Layla est un personnage profond, complexe, bien incarné. Mais quant à cette relation, je ne peux m’empêcher de m’interroger sur la différence de ressenti entre lectrices et lecteurs : n’y aurait-il pas une question de point de vue à soulever ?

FIN DES SPOILERS

Tout ça, c’est du questionnement presque social mais qui ne peut se détacher de l’incarnation des personnages.

D’un point de vue littéraire, il y a pour moi un atout et une faiblesse qui vont jouer le rôle du « pour » et du « contre » cette histoire d’amour.

  1. La seule faiblesse du roman se situe pour moi dans l’interstice entre le moment où B. est un agresseur pour Layla et celui où il devient un ami : il manque des scènes pour développer cette complicité, cette intimité.
  2. Cependant, l’habileté indéniable, c’est que, de part et d’autre de cet interstice, on change de temps. La dernière partie du roman est au futur.
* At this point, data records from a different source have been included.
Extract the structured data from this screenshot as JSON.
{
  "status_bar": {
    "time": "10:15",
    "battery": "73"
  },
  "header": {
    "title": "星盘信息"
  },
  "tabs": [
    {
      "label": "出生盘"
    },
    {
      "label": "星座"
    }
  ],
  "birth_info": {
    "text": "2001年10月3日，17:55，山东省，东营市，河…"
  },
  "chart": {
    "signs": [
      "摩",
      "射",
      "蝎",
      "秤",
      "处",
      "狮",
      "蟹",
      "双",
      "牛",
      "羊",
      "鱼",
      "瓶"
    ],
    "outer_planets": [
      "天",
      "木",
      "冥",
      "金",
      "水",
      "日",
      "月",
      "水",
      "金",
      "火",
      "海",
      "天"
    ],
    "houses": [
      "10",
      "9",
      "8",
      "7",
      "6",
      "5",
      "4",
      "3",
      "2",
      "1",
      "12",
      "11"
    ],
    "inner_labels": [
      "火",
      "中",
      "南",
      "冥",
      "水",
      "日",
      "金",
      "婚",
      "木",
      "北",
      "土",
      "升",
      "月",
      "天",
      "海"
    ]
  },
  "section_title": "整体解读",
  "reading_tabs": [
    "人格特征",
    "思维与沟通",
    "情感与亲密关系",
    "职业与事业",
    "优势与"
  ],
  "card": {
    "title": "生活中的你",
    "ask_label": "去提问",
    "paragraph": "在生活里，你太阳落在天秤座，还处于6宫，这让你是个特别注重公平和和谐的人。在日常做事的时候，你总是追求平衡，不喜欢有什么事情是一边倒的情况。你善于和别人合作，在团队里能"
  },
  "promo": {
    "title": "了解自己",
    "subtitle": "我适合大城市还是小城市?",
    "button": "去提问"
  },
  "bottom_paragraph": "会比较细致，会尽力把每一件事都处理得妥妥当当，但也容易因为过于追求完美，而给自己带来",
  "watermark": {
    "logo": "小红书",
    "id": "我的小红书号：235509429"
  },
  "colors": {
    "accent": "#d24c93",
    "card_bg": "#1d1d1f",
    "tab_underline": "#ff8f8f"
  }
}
Ces scènes où Layla et Benjamin s’aiment au futur d’un ton enfantin, elle peut se lire comme une hypothèse, un rêve.

La fin du roman est très symbolique, avec d’une part cette « projection ensemble » comme seule échappatoire possible, et d’autre part ce flash-back final post-générique, qui joue tout à fait le même rôle. Il souligne une lecture symbolique des promesses de Layla et Benjamin : est-ce qu’on est pas bien, là, à jouer comme des gamins ?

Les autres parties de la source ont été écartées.